4. Thesis of the KPMG study: A commission ban would lead to a drastic reduction in the financial products on offer.
Correct! Of course! And: Thank God! An advisor on fee basis has also no interest to foist overpriced products on you. All the toxic waste that only serves to feed the sales forces of the financial industry disappears – and that's a good thing!
In sum, this is not only good for your assets, but in the best case also for your nerves, because you are not constantly the latest hot trend is turned on. In the best case you reach a long-term strategic adjustment of your financial planning with a fee advisor, which leads to the fact that you win more quality of life. As a customer, you will certainly not miss the hectic actionism of the commission hunters.
So what to do? Commission ban and state share pension – now!
Contrary to what the KPMG study suggests, it would of course be possible to abolish commissions in investment advice and insurance without harming consumers. Implemented with a sensible transition phase, the quality of advice would improve in a very short time compared to the status quo. If I look at today's "consulting landscape", it is hardly possible to get worse anyway.

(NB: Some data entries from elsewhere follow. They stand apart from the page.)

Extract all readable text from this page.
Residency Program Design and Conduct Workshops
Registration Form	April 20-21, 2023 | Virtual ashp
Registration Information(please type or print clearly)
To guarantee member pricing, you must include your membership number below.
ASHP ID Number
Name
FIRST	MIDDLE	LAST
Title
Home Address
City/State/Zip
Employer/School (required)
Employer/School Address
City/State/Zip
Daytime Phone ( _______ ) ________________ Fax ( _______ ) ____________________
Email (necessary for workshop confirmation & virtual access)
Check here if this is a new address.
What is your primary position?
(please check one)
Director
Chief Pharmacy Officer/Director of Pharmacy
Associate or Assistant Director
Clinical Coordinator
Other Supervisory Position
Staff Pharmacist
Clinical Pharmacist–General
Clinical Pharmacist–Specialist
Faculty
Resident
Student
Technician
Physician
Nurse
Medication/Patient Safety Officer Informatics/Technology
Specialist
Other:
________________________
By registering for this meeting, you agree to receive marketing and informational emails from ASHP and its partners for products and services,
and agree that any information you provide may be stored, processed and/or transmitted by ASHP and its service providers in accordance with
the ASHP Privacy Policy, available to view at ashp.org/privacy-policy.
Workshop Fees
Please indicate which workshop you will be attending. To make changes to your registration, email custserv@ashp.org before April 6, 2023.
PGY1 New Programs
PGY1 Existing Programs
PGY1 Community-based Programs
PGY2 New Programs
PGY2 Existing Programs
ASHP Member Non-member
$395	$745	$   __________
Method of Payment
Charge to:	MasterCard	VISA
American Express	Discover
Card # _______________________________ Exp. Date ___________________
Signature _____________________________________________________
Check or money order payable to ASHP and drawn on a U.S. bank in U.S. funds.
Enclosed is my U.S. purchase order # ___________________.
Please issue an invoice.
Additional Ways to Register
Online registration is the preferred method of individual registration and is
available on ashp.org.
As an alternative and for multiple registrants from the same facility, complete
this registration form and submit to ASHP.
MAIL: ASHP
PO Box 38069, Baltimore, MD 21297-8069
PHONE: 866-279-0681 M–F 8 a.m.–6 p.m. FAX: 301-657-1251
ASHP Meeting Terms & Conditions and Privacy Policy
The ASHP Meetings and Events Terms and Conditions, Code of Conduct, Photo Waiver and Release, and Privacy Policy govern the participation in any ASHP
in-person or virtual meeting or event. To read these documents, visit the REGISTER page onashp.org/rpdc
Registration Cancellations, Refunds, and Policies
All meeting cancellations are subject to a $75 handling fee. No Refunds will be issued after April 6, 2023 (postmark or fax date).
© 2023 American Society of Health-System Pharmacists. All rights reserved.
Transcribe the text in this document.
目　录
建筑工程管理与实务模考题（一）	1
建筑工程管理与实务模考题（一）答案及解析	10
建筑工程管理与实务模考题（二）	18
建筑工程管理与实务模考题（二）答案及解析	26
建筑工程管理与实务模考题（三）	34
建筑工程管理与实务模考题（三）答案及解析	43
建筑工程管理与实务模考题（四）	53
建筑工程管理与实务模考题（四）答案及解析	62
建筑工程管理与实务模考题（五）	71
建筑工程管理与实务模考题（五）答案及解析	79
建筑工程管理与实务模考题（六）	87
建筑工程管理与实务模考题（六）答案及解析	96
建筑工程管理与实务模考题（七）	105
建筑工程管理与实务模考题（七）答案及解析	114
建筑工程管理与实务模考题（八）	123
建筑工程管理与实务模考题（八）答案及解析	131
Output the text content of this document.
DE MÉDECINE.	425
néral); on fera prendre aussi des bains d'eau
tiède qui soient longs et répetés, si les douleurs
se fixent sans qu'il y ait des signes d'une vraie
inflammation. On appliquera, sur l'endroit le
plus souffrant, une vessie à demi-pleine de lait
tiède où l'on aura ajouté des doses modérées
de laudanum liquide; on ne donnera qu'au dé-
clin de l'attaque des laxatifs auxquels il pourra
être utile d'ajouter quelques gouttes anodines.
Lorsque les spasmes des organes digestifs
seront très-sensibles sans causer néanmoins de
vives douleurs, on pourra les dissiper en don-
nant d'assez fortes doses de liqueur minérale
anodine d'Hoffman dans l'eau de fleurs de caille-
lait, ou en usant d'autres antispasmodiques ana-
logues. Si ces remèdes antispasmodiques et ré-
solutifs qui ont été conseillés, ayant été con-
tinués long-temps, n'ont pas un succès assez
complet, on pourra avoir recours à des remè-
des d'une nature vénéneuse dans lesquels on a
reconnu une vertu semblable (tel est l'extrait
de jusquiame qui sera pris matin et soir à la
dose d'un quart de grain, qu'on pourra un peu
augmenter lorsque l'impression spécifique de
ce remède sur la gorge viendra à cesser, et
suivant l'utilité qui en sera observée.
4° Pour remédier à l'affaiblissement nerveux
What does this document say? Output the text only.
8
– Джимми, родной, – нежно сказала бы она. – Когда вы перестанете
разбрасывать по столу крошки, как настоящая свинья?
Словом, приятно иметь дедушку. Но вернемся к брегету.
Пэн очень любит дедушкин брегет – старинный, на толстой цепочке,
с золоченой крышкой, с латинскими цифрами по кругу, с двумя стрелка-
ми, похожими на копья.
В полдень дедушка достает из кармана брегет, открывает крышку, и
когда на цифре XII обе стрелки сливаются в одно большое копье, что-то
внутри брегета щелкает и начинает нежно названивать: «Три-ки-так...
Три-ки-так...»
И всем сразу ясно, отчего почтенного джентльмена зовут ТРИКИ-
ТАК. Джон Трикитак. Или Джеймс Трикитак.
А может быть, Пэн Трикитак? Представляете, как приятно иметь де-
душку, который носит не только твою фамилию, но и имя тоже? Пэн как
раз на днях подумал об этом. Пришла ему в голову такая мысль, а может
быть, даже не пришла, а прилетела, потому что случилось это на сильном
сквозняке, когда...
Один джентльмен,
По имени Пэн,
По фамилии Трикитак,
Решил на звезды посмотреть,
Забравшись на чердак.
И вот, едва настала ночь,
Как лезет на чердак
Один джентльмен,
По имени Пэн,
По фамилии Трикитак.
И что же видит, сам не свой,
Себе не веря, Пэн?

And even if that makes our financial sales colleagues' blood pressure go up even more: The simplest way to organize a streamlined and intelligent standard solution for a funded retirement plan could be the government itself. In Scandinavia it is possible – and we can do it too.
In this respect, the prevailing commission system is simply antisocial. At the latest since the financial crisis of 2008 and the worldwide upheavals, this should be clear to everyone! An industry systematically enriches itself at the expense of the general public, supported by an armada of lobbyists. What we need is a commission ban – and we need it now.
Impulses on the topic of making smart decisions about money, staying calm and thus gaining more quality of life can be found in the book by my partner Nikolaus Braun: uber Geld nachdenken (Thinking about money).